Zu der Bruchteilsgemeinschaft der Klägerin mit der Erblasserin an dem streitigen Grundstück kam es infolge eines Bauland-Umlegungsverfahrens. Ursprünglich hatten die Klägerin und die Erblasserin getrennte Grundstücke, von denen das der Erblasserin aber nur 119 qm groß und deshalb für eine Bebauung nicht geeignet war. Sie wäre im Umlegungsverfahren in Geld entschädigt worden. Um aber ihr Grundeigentum zu erhalten, vereinbarte sie mit der Klägerin, die Flächenansprüche beider zusammenzulegen und gemeinsam ein Grundstück von 430 qm Größe zu bilden. Da die Klägerin auch ohne die Erblasserin ein bebaubares Grundstück aus dem Umlegungsverfahren bekommen hätte, sollte sie durch die Grundstücksgemeinschaft mit der Erblasserin nicht benachteiligt und insbesondere vor einer Auseinandersetzung oder Teilungsversteigerung geschätzt werden. Deshalb vereinbarte die Erblasserin mit der Klägerin formlos, daß diese im Erbfall auch den Anteil der Erblasserin erhalten solle.

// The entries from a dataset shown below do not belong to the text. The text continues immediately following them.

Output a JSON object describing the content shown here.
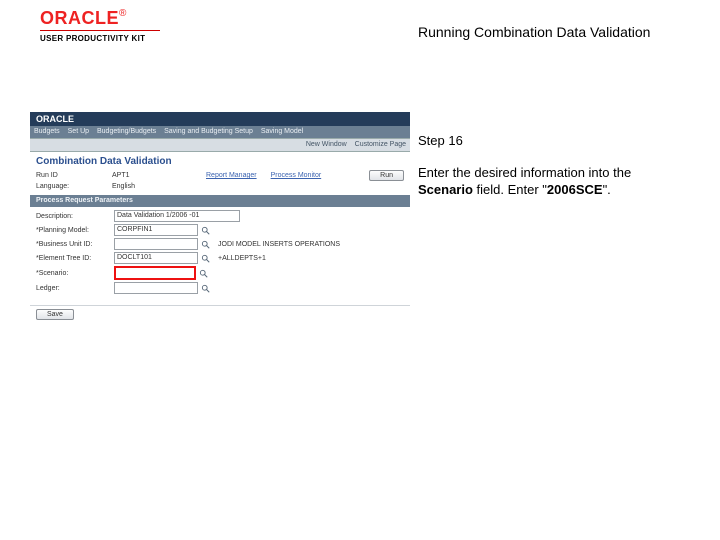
{
  "header": {
    "logo_text": "ORACLE",
    "subbrand": "USER PRODUCTIVITY KIT",
    "doc_title": "Running Combination Data Validation"
  },
  "instruction": {
    "step_label": "Step 16",
    "line1": "Enter the desired information into the ",
    "field_name": "Scenario",
    "line2": " field. Enter \"",
    "value": "2006SCE",
    "line3": "\"."
  },
  "app": {
    "brand": "ORACLE",
    "tabs": [
      "Budgets",
      "Set Up",
      "Budgeting/Budgets",
      "Saving and Budgeting Setup",
      "Saving Model"
    ],
    "subbar_left": "",
    "subbar_right": [
      "New Window",
      "Customize Page"
    ],
    "page_title": "Combination Data Validation",
    "run": {
      "lbl_runid": "Run ID",
      "val_runid": "APT1",
      "link_manager": "Report Manager",
      "link_monitor": "Process Monitor",
      "btn_run": "Run",
      "lbl_lang": "Language:",
      "val_lang": "English"
    },
    "panel_header": "Process Request Parameters",
    "form": {
      "lbl_desc": "Description:",
      "val_desc": "Data Validation 1/2006 -01",
      "lbl_model": "*Planning Model:",
      "val_model": "CORPFIN1",
      "lbl_bus": "*Business Unit ID:",
      "val_bus": "",
      "bus_desc": "JODI MODEL INSERTS OPERATIONS",
      "lbl_tree": "*Element Tree ID:",
      "val_tree": "DOCLT101",
      "tree_desc": "+ALLDEPTS+1",
      "lbl_scen": "*Scenario:",
      "lbl_ledger": "Ledger:"
    },
    "footer_btn": "Save"
  }
}
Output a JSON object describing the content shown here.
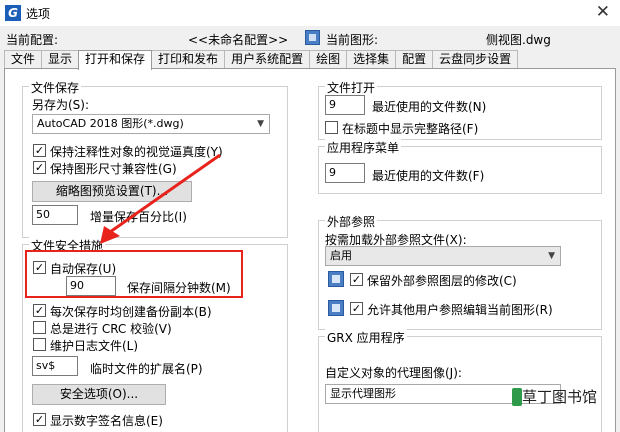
{
  "window": {
    "title": "选项",
    "close_label": "✕"
  },
  "config": {
    "current_config_label": "当前配置:",
    "current_config_value": "<<未命名配置>>",
    "current_drawing_label": "当前图形:",
    "current_drawing_value": "侧视图.dwg"
  },
  "tabs": [
    "文件",
    "显示",
    "打开和保存",
    "打印和发布",
    "用户系统配置",
    "绘图",
    "选择集",
    "配置",
    "云盘同步设置"
  ],
  "file_save": {
    "group_title": "文件保存",
    "save_as_label": "另存为(S):",
    "save_as_value": "AutoCAD 2018 图形(*.dwg)",
    "keep_visual_fidelity": "保持注释性对象的视觉逼真度(Y)",
    "keep_dimension_compat": "保持图形尺寸兼容性(G)",
    "thumbnail_button": "缩略图预览设置(T)...",
    "incremental_value": "50",
    "incremental_label": "增量保存百分比(I)"
  },
  "safety": {
    "group_title": "文件安全措施",
    "autosave_label": "自动保存(U)",
    "interval_value": "90",
    "interval_label": "保存间隔分钟数(M)",
    "backup_label": "每次保存时均创建备份副本(B)",
    "crc_label": "总是进行 CRC 校验(V)",
    "log_label": "维护日志文件(L)",
    "ext_value": "sv$",
    "ext_label": "临时文件的扩展名(P)",
    "security_button": "安全选项(O)...",
    "digital_signature_label": "显示数字签名信息(E)"
  },
  "file_open": {
    "group_title": "文件打开",
    "recent_value": "9",
    "recent_label": "最近使用的文件数(N)",
    "fullpath_label": "在标题中显示完整路径(F)"
  },
  "app_menu": {
    "group_title": "应用程序菜单",
    "recent_value": "9",
    "recent_label": "最近使用的文件数(F)"
  },
  "xref": {
    "group_title": "外部参照",
    "demand_load_label": "按需加载外部参照文件(X):",
    "demand_load_value": "启用",
    "retain_layer_label": "保留外部参照图层的修改(C)",
    "allow_edit_label": "允许其他用户参照编辑当前图形(R)"
  },
  "grx": {
    "group_title": "GRX 应用程序",
    "proxy_label": "自定义对象的代理图像(J):",
    "proxy_value": "显示代理图形"
  },
  "watermark": {
    "text": "草丁图书馆"
  }
}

Mit einem eigenhändigen Testament vom 31. März 1982 ordnete die Erblasserin ein Vermächtnis ihres Grundstücksanteils zugunsten der Klägerin an, ohne etwas weiteres zu bestimmen. Durch eigenhändiges Testament vom 25. August 1986 widerrief sie alle bisherigen Testamente, setzte die Klägerin und ihren Neffen, den Rechtsvorgänger der Beklagten, zu gleichen Teilen als Erben ein und verfügte weiter:
Damit mein Anteil von 119 qm an dem Grundstück … nicht aufgeteilt wird, soll dieser Anteil an (die Klägerin) fallen. Der am Tage der Testamentseröffnung bestehende Verkehrswert meines Grundstücksanteils… soll auf den 5/10. Erbteil (der Klägerin) angerechnet werden. Andere Personen sollen nicht erben.
Schließlich errichtete die Erblasserin am 26. April 1988 ein eigenhändiges Testament, das nur aus dem Satz besteht:
Hiermit bestimme ich, daß (der Rechtsvorgänger der Beklagten) mein Erbe sein soll.

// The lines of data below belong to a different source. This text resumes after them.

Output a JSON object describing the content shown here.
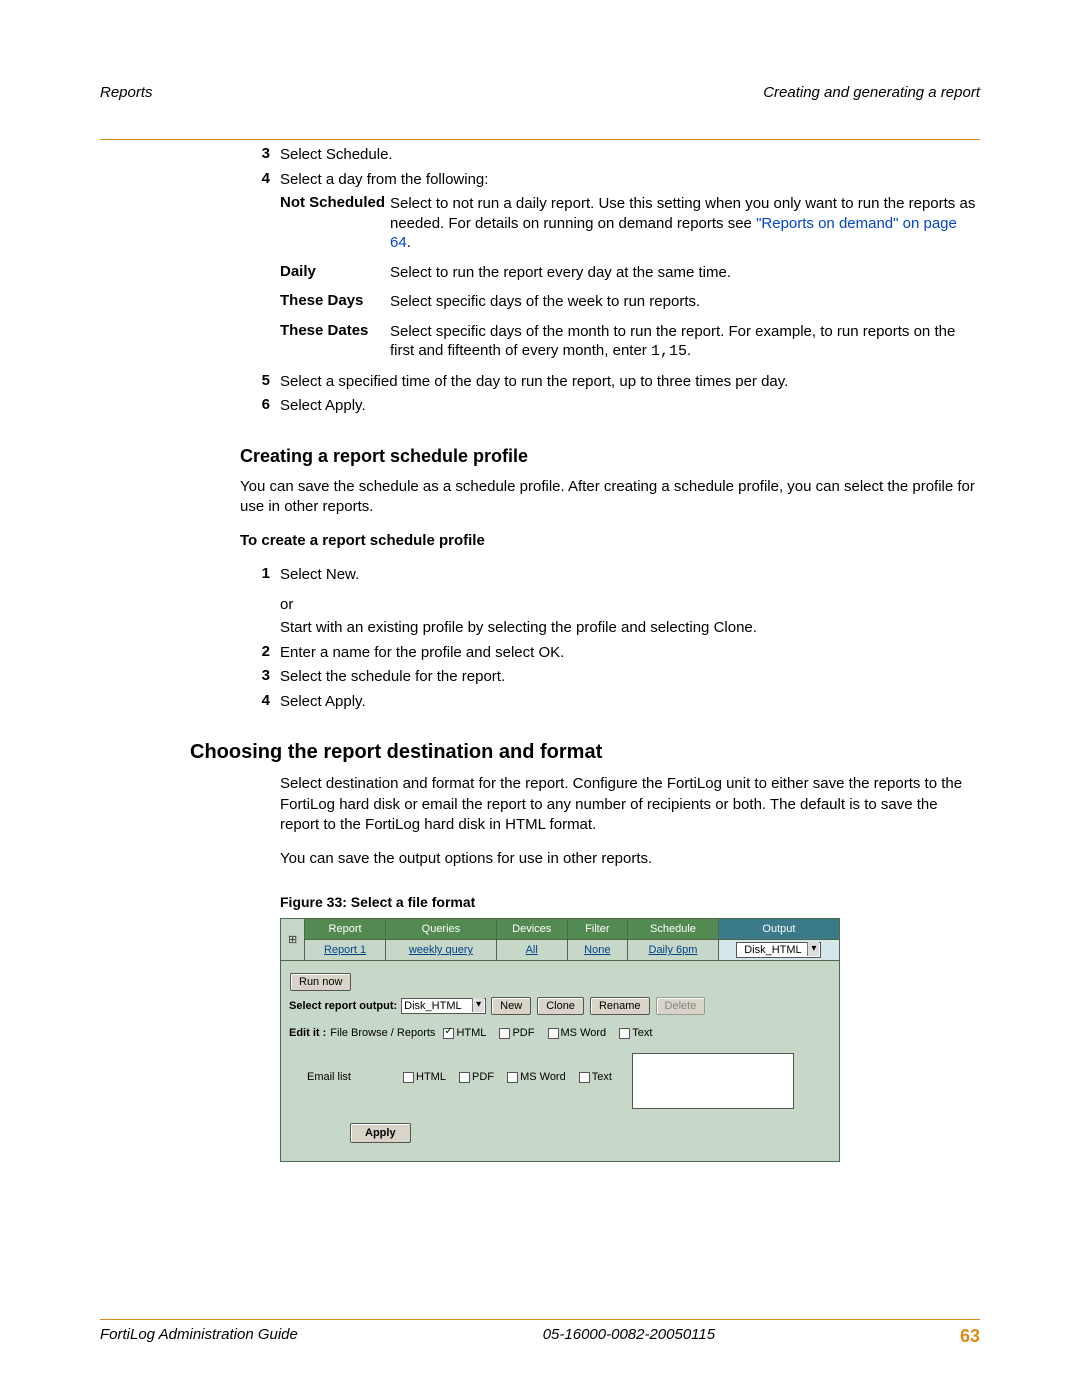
{
  "header": {
    "left": "Reports",
    "right": "Creating and generating a report"
  },
  "steps_top": {
    "s3": "Select Schedule.",
    "s4": "Select a day from the following:",
    "not_scheduled_label": "Not Scheduled",
    "not_scheduled_desc_a": "Select to not run a daily report. Use this setting when you only want to run the reports as needed. For details on running on demand reports see ",
    "not_scheduled_xref": "\"Reports on demand\" on page 64",
    "not_scheduled_desc_b": ".",
    "daily_label": "Daily",
    "daily_desc": "Select to run the report every day at the same time.",
    "these_days_label": "These Days",
    "these_days_desc": "Select specific days of the week to run reports.",
    "these_dates_label": "These Dates",
    "these_dates_desc_a": "Select specific days of the month to run the report. For example, to run reports on the first and fifteenth of every month, enter ",
    "these_dates_code": "1,15",
    "these_dates_desc_b": ".",
    "s5": "Select a specified time of the day to run the report, up to three times per day.",
    "s6": "Select Apply."
  },
  "sect1_title": "Creating a report schedule profile",
  "sect1_p1": "You can save the schedule as a schedule profile. After creating a schedule profile, you can select the profile for use in other reports.",
  "sect1_sub": "To create a report schedule profile",
  "sect1_steps": {
    "s1_a": "Select New.",
    "s1_or": "or",
    "s1_b": "Start with an existing profile by selecting the profile and selecting Clone.",
    "s2": "Enter a name for the profile and select OK.",
    "s3": "Select the schedule for the report.",
    "s4": "Select Apply."
  },
  "sect2_title": "Choosing the report destination and format",
  "sect2_p1": "Select destination and format for the report. Configure the FortiLog unit to either save the reports to the FortiLog hard disk or email the report to any number of recipients or both. The default is to save the report to the FortiLog hard disk in HTML format.",
  "sect2_p2": "You can save the output options for use in other reports.",
  "fig_caption": "Figure 33: Select a file format",
  "ui": {
    "cols": {
      "report": "Report",
      "queries": "Queries",
      "devices": "Devices",
      "filter": "Filter",
      "schedule": "Schedule",
      "output": "Output"
    },
    "row": {
      "report": "Report 1",
      "queries": "weekly query",
      "devices": "All",
      "filter": "None",
      "schedule": "Daily 6pm",
      "output": "Disk_HTML"
    },
    "run_now": "Run now",
    "select_output_label": "Select report output:",
    "select_output_value": "Disk_HTML",
    "btn_new": "New",
    "btn_clone": "Clone",
    "btn_rename": "Rename",
    "btn_delete": "Delete",
    "edit_it": "Edit it :",
    "file_browse": "File Browse / Reports",
    "email_list": "Email list",
    "fmt_html": "HTML",
    "fmt_pdf": "PDF",
    "fmt_msword": "MS Word",
    "fmt_text": "Text",
    "apply": "Apply"
  },
  "footer": {
    "left": "FortiLog Administration Guide",
    "center": "05-16000-0082-20050115",
    "page": "63"
  }
}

Die Klägerin meint, ihr sei der Grundstücksanteil der Erblasserin auch im Testament vom 25. August 1986 als (Voraus-)vermächtnis zugewandt worden; diese Anordnung bleibe von der Änderung der Erbeinsetzung im Testament vom 26. April 1988 unberührt. Die Beklagten sehen dagegen in den Bestimmungen des Testaments vom 25. August 1986 über den Grundstücksanteil lediglich eine Teilungsanordnung, die mit der Einsetzung ihres Rechtsvorgängers als Alleinerben hinfällig geworden sei.

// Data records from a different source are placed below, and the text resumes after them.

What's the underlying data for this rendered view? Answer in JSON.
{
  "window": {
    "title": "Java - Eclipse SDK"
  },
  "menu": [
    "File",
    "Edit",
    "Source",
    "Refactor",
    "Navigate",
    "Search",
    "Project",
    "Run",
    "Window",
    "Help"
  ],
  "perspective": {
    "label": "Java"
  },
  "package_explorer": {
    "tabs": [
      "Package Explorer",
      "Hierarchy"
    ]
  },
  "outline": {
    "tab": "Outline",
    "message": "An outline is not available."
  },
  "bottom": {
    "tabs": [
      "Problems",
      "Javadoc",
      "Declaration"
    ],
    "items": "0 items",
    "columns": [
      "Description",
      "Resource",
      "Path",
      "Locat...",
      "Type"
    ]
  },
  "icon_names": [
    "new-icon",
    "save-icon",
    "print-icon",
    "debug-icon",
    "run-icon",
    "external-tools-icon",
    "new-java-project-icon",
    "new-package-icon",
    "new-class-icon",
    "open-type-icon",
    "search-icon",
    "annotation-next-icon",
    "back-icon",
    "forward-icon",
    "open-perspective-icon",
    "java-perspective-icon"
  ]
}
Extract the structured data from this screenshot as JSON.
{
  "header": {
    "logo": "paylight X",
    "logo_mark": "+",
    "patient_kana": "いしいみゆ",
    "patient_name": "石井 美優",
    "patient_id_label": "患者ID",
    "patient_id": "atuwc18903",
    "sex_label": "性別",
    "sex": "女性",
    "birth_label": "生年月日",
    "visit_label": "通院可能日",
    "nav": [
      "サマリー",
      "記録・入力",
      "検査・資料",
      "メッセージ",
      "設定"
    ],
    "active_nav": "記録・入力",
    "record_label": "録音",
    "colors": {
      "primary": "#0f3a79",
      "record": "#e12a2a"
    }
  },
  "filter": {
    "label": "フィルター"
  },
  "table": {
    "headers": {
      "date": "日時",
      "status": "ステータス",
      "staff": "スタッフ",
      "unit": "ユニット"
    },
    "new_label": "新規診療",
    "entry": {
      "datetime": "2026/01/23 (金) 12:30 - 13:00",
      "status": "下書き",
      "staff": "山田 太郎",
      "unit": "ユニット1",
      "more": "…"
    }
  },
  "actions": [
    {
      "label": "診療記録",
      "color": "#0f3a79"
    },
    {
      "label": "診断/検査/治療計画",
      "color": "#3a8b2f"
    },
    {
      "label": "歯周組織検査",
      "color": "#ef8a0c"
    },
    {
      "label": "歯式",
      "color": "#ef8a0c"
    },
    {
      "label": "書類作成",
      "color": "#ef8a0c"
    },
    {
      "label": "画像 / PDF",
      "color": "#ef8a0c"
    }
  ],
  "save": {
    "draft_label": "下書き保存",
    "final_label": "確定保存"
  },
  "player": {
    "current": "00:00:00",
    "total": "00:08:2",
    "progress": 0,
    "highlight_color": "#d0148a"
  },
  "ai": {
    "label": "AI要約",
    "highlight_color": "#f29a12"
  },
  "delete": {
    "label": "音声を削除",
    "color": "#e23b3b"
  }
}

Das Landgericht hat der Klage stattgegeben. Auf die Berufung des Rechtsvorgängers der Beklagten hat das Oberlandesgericht die Klage abgewiesen. Mit der Revision erstrebt die Klägerin die Wiederherstellung des landgerichtlichen Urteils.
Entscheidungsgründe
Die Revision hat Erfolg.
I. 1. Nach Meinung des Berufungsgerichts ist das maßgebende Kriterium für die Abgrenzung einer Teilungsanordnung von einem Vermächtnis, ob durch die Zuweisung des Gegenstands eine Wertverschiebung gegenüber der Erbquote eintreten und der Bedachte auf diese Weise begünstigt werden soll. Im vorliegenden Fall habe die Erblasserin im Testament vom 25. August 1986 jedoch ausdrücklich die Anrechnung des Verkehrswerts ihres Grundstücksanteils auf die der Klägerin zugedachte Erbquote bestimmt. Deshalb liege eine Teilungsanordnung vor, die – ebenso wie die Erbeinsetzung der Klägerin – durch das letzte Testament der Erblasserin gemäß § 2258 Abs. 1 BGB aufgehoben worden sei.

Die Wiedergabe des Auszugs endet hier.